Publié le 22 février 2021

ÉCONOMIE

Le bitcoin tisse des liens de plus en plus étroits avec l’économie réelle

La plus célèbre des cryptomonnaies sort de son enclos ! Cantonné au virtuel depuis ses débuts, le bitcoin intéresse de plus en plus les acteurs de l’économie réelle du fait de l’explosion de sa valeur. Du rappeur Jay-Z qui lance un fonds pour développer son utilisation, aux géants des systèmes de paiement qui espèrent l’inclure sur leur plateforme, en passant par les entreprises et investisseurs qui participent allègrement à la spéculation, les interactions se multiplient depuis quelques semaines.

Jay Z CCO
Le rappeur américain Jay-Z et Jack Dorsey, le fondateur de Twitter, ont créé Btrust, une initiative dotée d'environ 25 millions de dollars pour développer l'utilisation du Bitcoin.
@CCO

Le bitcoin n’en finit pas de franchir des seuils symboliques. La valeur de la monnaie numérique basée sur la technologie de la blockchain a dépassé les 50 000 dollars début février pour friser les 60 000 dollars aujourd'hui, après n’avoir cessé de grimper depuis le début de l’année. La valeur de tous les bitcoins existants dépasse depuis le week-end dernier les 1000 milliards de dollars ! Cette envolée fulgurante de la cryptomonnaie ne pouvait pas laisser indifférent bon nombre d’acteurs de l’économie réelle, qui commencent à mettre en place des ponts entre cet actif jusque-là cantonné sur la blockchain et le reste de l’économie.

Des initiatives pour faire du bitcoin une véritable monnaie, permettant d’acheter des biens et services dans le monde réel, font ainsi leur apparition. C’est même l’ambition du rappeur Jay-Z et de Jack Dorsey, le fondateur de Twitter, qui ont créé Btrust, un fonds de dotation dont l’objet sera de faire du bitcoin la devise d’Internet. Les deux personnalités y ont placé au total 500 bitcoins (près de 25 millions de dollars), en lui donnant la mission de financer des initiatives d’abord en Afrique et en Inde.

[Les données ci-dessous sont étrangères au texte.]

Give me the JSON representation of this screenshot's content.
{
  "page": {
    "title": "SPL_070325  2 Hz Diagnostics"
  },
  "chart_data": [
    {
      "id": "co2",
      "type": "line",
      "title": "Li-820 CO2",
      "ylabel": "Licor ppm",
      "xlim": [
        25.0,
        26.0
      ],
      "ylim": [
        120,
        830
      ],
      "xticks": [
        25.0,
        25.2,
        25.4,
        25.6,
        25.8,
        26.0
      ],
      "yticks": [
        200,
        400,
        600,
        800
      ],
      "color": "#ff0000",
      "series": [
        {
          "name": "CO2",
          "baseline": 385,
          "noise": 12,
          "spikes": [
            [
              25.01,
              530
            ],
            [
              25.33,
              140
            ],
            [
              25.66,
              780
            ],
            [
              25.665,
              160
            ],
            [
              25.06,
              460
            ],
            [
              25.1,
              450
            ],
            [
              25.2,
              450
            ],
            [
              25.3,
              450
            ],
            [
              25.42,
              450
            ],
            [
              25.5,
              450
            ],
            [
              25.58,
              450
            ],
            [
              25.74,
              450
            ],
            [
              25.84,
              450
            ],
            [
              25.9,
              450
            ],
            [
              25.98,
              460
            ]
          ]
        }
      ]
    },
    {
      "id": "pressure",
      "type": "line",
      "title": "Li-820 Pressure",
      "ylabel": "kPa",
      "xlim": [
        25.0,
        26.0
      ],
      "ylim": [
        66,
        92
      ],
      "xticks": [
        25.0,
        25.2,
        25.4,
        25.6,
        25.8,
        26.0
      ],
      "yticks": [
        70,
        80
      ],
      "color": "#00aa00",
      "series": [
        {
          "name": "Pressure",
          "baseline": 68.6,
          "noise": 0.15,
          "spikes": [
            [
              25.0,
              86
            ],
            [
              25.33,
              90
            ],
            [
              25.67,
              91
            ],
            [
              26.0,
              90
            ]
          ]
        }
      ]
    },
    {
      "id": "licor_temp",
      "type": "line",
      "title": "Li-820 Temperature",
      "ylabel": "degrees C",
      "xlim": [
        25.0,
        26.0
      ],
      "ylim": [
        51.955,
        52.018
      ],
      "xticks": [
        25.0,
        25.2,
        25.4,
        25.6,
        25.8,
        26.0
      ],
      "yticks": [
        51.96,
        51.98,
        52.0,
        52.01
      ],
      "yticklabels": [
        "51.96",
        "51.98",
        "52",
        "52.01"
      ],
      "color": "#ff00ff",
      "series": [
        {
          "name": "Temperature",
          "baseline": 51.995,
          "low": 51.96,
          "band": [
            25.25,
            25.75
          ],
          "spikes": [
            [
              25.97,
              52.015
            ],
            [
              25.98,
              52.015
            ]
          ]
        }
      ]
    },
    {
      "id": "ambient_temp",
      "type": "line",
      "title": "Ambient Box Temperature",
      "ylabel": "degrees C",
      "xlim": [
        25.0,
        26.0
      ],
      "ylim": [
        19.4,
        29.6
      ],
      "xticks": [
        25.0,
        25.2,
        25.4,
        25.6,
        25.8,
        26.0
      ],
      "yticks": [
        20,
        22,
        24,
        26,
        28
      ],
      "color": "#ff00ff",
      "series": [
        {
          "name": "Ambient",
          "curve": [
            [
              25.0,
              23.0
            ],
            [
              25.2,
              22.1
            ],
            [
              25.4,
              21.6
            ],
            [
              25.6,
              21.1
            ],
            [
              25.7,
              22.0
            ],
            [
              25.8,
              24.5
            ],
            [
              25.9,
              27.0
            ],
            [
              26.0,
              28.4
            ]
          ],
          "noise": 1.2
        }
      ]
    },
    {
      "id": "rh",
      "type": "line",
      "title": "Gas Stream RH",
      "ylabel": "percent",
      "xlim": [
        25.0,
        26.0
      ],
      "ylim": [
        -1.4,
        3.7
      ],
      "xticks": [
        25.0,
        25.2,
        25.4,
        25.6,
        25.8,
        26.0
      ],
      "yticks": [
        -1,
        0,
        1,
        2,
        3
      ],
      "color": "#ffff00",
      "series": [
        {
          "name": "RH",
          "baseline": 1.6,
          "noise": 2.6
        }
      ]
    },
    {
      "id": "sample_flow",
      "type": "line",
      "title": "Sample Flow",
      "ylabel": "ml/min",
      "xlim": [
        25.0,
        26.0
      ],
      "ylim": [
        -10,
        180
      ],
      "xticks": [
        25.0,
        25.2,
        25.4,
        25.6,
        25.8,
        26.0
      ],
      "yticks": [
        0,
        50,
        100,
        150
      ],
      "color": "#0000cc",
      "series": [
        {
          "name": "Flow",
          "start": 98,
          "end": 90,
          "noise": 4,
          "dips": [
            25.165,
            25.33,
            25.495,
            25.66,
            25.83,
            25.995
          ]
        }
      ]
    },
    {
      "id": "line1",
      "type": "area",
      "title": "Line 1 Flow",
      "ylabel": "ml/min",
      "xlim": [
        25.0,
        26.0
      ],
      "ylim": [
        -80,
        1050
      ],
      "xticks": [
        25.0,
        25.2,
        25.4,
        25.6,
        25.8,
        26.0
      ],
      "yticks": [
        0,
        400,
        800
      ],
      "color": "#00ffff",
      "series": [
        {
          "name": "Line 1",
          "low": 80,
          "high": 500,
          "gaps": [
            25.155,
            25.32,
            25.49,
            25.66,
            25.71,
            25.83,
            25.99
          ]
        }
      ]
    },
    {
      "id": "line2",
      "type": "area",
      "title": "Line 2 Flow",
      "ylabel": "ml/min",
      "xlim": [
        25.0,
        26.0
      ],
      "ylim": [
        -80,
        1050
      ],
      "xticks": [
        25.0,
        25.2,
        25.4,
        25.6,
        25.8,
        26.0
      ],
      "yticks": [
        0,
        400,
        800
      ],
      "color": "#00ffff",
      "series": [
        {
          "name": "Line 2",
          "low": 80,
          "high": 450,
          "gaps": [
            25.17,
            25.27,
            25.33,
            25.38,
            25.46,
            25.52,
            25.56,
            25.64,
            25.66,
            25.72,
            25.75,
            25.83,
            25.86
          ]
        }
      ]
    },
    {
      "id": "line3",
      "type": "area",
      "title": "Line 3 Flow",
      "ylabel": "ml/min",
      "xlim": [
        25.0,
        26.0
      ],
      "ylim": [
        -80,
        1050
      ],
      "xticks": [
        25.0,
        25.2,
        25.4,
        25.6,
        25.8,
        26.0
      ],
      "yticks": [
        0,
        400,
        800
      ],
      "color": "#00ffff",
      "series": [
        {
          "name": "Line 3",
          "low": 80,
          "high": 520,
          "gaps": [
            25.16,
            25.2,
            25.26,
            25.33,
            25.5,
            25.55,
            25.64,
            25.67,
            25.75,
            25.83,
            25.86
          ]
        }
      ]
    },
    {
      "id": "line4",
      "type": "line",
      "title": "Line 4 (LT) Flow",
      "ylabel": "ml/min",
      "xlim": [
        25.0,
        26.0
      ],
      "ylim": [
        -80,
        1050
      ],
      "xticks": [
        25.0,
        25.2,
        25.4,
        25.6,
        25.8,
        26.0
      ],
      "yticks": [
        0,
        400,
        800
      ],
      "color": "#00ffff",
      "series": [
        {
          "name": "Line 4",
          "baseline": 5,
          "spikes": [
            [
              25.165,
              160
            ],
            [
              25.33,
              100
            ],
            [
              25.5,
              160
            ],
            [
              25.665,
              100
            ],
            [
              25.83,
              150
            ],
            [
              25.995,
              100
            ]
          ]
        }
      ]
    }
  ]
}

Visa et Mastercard s’intéressent à ces devises numériques, bitcoin et autres, pour éventuellement les intégrer dans leur offre. Visa a ainsi déjà signé un partenariat avec Coinbase, une société dont l’objet est de permettre d’effectuer des paiements en Bitcoin, pour lancer la carte Coinbase. Mastercard a également annoncé intégrer certaines cryptomonnaies dans son réseau, telles que les stablecoins. "Quelles que soient vos opinions sur les cryptomonnaies (…), le fait demeure que ces actifs numériques deviennent une part plus importante du monde des paiements", écrit ainsi Raj Dhamodharan, vice-président de Mastercard en charge de la blockchain.

Participer à la fête

Avant d’être une véritable monnaie d’échange, le bitcoin reste avant tout un actif spéculatif. Et de nombreuses institutions financières ayant pignon sur rue ne veulent pas passer à côté de la fête, comme BlackRock, le plus grand gérant d’actifs du monde. Des entreprises traditionnelles en font autant, comme Tesla dont l’annonce de l’investissement de 1,5 milliard de dollars a fait bondir le cours du bitcoin.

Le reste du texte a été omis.